11 August 2019

Talking Oxford (2)

Continues:
At the 2014 Encaenia, the then Public Orator, Mr Richard Jenkyns felicissimae memoriae of LMH, had used a phrase which one of his hearers ... none other than the then Vice-Chancellor himself, a poor silly Professor A D Hamilton ... had disliked so much that he cherished it, for four months, in a Resentful Bosom. When he came to make his own Oration in October at the start of the 2014/2015 academic year, Hamilton, speaking in English, had this to say:
"I want to reflect with you on the public value of Oxford; the benefit that flows to others from who we are, what we do, and how we do it. And if, in the course of these reflections, I manage to say something of wider interest and relevance about the special importance and value of higher education in the world of the twenty-first century, well, then I shall consider I have not entirely wasted my time or, more importantly, yours."

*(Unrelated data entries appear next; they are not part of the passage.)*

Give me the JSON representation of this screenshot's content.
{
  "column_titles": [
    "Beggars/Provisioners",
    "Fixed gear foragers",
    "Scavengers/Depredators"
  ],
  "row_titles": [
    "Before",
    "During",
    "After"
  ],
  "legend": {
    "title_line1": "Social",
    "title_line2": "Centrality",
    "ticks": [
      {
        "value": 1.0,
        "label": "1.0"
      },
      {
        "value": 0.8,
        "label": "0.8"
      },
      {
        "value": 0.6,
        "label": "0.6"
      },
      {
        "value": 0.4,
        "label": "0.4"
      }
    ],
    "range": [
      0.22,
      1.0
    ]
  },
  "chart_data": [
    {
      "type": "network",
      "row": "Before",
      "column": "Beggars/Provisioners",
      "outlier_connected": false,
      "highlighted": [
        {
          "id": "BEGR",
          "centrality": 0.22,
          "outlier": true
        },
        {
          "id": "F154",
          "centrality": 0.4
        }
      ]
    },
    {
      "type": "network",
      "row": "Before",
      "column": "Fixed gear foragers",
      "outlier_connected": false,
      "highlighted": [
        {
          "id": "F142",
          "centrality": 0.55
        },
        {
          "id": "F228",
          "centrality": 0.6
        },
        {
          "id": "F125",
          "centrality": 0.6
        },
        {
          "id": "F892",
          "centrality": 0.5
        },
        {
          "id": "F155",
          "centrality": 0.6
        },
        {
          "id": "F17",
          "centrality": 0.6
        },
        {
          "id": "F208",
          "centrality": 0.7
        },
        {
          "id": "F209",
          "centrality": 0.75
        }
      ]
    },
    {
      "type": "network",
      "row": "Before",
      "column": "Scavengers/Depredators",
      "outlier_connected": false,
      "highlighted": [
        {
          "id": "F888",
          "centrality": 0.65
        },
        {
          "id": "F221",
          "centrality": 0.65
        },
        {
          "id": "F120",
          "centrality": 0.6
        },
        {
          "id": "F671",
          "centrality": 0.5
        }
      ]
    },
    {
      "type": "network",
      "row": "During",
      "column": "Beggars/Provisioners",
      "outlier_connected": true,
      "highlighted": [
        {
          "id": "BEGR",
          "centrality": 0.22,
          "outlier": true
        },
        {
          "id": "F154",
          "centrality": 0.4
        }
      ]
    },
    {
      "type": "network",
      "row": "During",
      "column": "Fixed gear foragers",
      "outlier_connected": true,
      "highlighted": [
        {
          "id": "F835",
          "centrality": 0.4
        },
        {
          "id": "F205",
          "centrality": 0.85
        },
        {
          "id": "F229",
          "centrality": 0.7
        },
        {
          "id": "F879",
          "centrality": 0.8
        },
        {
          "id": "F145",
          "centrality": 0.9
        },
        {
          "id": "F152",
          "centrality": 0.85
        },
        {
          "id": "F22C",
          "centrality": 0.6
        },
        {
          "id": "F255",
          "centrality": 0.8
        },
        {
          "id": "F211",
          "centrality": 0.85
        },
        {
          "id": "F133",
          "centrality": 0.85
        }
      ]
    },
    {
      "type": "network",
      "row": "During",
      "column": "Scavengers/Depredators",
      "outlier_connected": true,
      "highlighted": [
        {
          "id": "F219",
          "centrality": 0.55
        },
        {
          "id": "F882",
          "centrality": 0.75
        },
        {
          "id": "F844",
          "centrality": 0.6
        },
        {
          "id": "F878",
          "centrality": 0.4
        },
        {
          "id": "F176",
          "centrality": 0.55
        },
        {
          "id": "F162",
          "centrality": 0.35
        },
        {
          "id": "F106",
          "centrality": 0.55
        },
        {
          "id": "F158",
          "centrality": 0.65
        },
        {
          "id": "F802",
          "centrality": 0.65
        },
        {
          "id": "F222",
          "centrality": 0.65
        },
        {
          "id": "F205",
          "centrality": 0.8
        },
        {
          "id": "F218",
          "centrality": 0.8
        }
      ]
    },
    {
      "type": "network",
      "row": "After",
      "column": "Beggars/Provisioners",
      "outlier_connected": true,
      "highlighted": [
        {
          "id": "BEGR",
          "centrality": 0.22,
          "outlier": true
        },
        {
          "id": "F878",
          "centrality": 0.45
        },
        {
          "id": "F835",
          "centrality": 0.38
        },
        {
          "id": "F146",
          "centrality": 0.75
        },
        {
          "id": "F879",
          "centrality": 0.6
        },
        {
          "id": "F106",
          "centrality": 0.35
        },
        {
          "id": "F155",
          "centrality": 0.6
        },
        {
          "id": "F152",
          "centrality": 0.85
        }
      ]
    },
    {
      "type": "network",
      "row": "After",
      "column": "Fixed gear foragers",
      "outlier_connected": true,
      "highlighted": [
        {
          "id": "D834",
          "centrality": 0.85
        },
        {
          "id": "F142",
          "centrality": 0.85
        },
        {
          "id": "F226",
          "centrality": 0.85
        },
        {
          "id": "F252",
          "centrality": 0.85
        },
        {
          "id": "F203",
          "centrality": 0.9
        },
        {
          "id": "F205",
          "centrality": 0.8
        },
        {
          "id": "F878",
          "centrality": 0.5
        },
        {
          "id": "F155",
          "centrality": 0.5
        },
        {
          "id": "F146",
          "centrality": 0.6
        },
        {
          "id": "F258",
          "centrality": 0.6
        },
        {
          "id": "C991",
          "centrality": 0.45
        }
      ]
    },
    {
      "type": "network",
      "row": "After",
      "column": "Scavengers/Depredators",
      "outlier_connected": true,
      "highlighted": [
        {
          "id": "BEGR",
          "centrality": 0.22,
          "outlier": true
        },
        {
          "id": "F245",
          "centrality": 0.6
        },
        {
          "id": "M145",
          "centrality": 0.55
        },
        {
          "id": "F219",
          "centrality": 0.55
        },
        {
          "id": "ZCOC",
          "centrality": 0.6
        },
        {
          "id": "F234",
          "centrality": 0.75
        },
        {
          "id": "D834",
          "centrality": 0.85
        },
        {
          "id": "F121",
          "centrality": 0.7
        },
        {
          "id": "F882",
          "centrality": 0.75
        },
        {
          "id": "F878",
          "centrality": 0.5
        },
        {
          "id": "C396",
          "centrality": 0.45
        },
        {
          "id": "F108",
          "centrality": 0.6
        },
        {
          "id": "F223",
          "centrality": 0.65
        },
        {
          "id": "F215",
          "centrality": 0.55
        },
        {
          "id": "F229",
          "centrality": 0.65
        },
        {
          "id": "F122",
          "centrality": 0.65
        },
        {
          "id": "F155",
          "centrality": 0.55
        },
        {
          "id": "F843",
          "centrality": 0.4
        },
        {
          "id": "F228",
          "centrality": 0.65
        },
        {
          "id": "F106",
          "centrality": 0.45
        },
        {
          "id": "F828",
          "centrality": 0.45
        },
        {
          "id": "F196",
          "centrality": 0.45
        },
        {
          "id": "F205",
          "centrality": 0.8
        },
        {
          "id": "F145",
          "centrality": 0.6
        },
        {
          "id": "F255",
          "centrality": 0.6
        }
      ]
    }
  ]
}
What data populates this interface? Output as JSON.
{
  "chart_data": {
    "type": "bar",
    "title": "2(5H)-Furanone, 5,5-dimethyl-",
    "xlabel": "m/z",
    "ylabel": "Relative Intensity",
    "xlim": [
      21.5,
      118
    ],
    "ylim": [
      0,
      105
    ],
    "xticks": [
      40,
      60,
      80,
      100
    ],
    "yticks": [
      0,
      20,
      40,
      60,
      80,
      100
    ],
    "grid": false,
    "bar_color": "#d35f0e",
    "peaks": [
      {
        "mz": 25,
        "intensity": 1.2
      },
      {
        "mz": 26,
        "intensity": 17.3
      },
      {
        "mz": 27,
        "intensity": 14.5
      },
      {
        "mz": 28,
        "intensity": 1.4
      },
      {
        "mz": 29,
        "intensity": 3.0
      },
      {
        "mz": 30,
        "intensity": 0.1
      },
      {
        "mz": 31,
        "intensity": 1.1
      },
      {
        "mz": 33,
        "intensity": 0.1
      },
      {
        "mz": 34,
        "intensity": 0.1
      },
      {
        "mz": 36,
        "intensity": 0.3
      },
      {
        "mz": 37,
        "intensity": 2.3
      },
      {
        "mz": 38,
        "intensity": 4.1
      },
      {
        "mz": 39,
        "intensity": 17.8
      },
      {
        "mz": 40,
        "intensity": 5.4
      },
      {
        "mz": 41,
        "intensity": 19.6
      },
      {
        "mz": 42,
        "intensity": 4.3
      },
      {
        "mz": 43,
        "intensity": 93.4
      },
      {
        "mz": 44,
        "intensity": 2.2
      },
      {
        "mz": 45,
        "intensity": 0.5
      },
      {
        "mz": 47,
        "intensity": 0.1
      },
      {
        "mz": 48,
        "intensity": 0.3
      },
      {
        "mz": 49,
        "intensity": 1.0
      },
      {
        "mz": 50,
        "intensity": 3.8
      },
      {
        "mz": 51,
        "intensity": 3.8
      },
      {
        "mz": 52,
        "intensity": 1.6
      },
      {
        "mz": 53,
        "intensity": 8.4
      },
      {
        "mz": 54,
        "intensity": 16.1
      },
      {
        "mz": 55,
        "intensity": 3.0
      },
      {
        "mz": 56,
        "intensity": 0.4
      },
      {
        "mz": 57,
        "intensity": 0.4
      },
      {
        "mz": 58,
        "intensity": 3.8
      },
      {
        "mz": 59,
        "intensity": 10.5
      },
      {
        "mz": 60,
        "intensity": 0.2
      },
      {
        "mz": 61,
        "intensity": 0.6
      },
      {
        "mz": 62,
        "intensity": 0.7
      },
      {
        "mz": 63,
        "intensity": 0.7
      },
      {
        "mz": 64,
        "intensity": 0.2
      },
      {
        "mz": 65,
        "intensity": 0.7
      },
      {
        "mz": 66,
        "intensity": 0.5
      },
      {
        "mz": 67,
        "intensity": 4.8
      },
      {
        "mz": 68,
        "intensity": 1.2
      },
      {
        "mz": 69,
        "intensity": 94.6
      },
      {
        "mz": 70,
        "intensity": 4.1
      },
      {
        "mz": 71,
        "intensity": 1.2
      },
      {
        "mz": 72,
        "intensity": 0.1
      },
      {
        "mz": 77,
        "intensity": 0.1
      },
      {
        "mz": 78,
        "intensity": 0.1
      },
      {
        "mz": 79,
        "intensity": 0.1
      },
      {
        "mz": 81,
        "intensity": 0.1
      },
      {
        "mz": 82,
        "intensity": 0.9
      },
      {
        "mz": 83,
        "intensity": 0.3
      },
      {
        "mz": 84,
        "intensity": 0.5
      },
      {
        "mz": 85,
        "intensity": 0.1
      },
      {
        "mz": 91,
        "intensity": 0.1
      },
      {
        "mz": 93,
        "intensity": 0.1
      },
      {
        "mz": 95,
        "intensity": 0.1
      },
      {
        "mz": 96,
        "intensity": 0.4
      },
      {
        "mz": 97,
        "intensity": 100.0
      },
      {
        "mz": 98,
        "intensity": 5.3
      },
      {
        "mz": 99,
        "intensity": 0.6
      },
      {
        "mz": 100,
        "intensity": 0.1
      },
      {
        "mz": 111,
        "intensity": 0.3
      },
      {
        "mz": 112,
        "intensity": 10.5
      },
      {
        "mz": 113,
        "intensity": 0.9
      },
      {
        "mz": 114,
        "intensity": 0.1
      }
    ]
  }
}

Oh dear. Not a word of this is Talking Oxford, is it? How terribly portentous and consequential! How full of a Politically Correct sense that we must demonstrate the vast amount of good we do to others! Might it even contain 'virtue signalling'? Do you feel the adjective "pompous" struggling to make itself heard in your mind? Not a touch here of that quick and allusive levity, that faux self-deprecation behind which Oxonians lightly conceal our feeling that we are so obviously unique that we don't even need to remember that fact, still less to be so unspeakably vulgar as to assert it. Even worse, observe the implication that Oxford is relevant. Nemo qui mammas almae huius Universitatis ipse suxisset haec vel talia unquam proferre potuisset! Quid de apicibus somniantibus? Quid de rebus desperatis? 

This sad (and now happily long departed) Hamilton was not a man who, in those formative youthful years, was woken daily by his College Servant bringing him hot water and the information "Good morning sir, quarter to eight sir, blizzard in the night sir, three cars crashed on the ice coming down Headington Hill, eleven people killed sir, will there be anything else, sir?" vel similia. You see, Talking Cambridge is a class dialect designed to condescend and to insult those marked out by the speaker as social inferiors. But Talking Oxford is a style of processing and assimilating reality, of cutting mere facticity down to size, a style which in my undergraduate days owed as much (at least in the men's colleges) to our beloved and respected College Servants as to dons or undergraduates.

Let us resume our reading of poor daft Hamilton's embarrassing Oration.
"It was our celebrated Public Orator, Richard Jenkyns, at Encaenia [2014] who stated in the course of a typically mordant review of the worldly achievements of Oxford alumni, I quote: 'Life - always our most dangerous competitor.' He captures neatly that too familiar perception of the academic world having little if anything to do with life, certainly life as it is lived; life with a capital L.

"Well, this morning I want to try not just to take issue with that perception by illustrating some of the ways in which it is woefully wide of the mark, but to go further and even to argue that life as it is lived - still with that capital L ..." and blah blah blah for several pages more. Dinosaurs competed for mention with budgerigars. Honest! Heaven help us.



2 comments:

Left-footer said...

At my son's degree ceremony in 2000, the orator made great play of Oxford's being a "world-class" university. The sheer crassness of the speech drove me from the Sheldonian. In my day, 1961-1964, either I was drunk (unlikely) or the ceremony was at least partly in Latin, with no vulgar bragging.

Jesse said...

Father, your explanation of the Oxford idiolect has enabled me finally to understand a conversation I had in 2005 with a member of staff at the Bodleian Library.

On the occasion of that exchange, instead of taking the interminable X5 cross-country coach from Cambridge, I had splurged on rail tickets via London. As I was leaving, my wife of less than a year had handed me a £20 note, urging me to take a taxi between King's Cross and Paddington. She was worried that the Tube might not be safe, since it had just been announced that London would host the 2012 Summer Olympics. I assured her that I would follow her advice, but resolved mentally to take the Tube anyway and to spend the money at Blackwell's.

Later that morning, I was happily labouring over a tenth-century manuscript in Duke Humfrey's Library when I became aware that a librarian was hovering at my elbow.

"Excuse me, are you Mr. Billett?"

"Yes."

"I have your wife on the telephone."

"Oh?"

"She wanted to make sure you arrived safely."

"I see?"

"Probably because of the bombs."

"The what?!?"

It was the day of the 7/7 terrorist attacks. About twenty minutes after I had boarded my surface train to Oxford, a suicide bomber had blown himself up on an Underground train travelling from King's Cross to Paddington, the same route I had just taken.

It was the librarian's "Probably" that particularly struck me. It deftly allowed for the possibility that there was some far more important reason, unrelated to anything so trifling as "the bombs," for my wife to be worried about my safety.